The College Board’s decision was sudden, albeit not completely unexpected. Though many schools still considered subject test scores, very few actually required them. Even for the schools that accepted them, the subject tests were a relatively insignificant datapoint.
The long established AP tests make the subject tests even more pointless as many of the tests had AP counterparts.
The purpose of subject tests was to test for college readiness, but there is a critical difference in measuring how a student already achieves in a class versus how they might achieve in the future. Like the SATs, the subject tests simply do not account for how a student can grow over the course of their college career—or even just from the day of the test to the end of highschool.
The same can be said for the SAT Essay which not only costs extra to take but is not recommended—let alone required—by a significant portion of colleges. After a demanding three hour test, it is not fair to expect students to then immediately write a coherent essay. There are also a variety of other avenues through which students can display their writing prowess, including the AP Language and Composition or AP Literature tests, or even just formal essays such as the Extended Essay written for the IB program.

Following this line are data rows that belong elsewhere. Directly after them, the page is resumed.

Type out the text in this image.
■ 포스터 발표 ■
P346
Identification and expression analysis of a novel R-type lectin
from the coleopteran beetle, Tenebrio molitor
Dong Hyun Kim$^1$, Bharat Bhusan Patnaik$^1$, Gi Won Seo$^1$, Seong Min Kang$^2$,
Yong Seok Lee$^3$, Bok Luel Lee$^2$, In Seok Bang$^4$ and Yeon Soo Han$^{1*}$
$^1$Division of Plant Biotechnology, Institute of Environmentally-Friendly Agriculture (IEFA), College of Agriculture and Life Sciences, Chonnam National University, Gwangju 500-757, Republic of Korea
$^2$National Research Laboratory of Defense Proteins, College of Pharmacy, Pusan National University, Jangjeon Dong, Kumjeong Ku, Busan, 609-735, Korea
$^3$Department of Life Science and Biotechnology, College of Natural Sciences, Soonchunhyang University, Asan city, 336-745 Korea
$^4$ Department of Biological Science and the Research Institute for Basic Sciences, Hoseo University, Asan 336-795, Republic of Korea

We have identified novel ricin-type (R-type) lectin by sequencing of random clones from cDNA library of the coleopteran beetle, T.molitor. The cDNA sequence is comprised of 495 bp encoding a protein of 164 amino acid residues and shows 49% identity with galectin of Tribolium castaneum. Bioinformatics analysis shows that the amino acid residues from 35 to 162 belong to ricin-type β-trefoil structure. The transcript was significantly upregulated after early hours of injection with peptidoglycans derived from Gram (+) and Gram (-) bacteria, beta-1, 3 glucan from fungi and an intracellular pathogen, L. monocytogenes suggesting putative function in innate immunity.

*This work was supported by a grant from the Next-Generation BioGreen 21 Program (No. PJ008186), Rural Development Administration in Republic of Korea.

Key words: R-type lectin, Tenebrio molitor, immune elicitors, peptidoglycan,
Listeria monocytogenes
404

Students already fork over hundreds of dollars to the College Board for SAT and AP tests, so the elimination of unnecessary standardized tests is a welcome sight. Even with fee waivers, lower-income families simply cannot afford to spend money for a set of tests that are ultimately useless. Putting an end to these additional expenses creates an even playing field for all students to showcase their intellectual prowess without needing to do so through expensive paper testing.
Financial reasons played a major part in the College Board’s decision to get rid of the tests. Bob Schaeffer, interim Executive Director of FairTest, said, “The College Board is simply acknowledging the economically inevitable.”
As much as the College Board tries to promote itself as a non-profit organization committed to helping students in their pursuit for higher education, in actuality they operate as your typical corporation. Once they realized that the subject tests were no longer a viable business avenue, they cut their losses.
Fortunately, as a result of the COVID-19 pandemic, an increasing number of schools have gone test optional and some even test blind. Even highly selective schools like the University of California school system have made the transition as a way to counter the inherent inequality posed by the SATs. The abolishment of the subject tests are just the first step in many other colleges realizing that too great of an importance is placed on the SATs.
In light of the College Board’s decisions, it is becoming obvious to many that any form of standardized testing is becoming irrelevant. Schools are no longer places where new industrial workers are being made, but rather a place of creativity and motivating a younger, brighter generation of students. As the subject tests and essay have been eliminated, so too may the SATs, AP tests and ACTs and we begin to enter an age where a student’s ability to innovate and grow is valued more than their ability to take a test.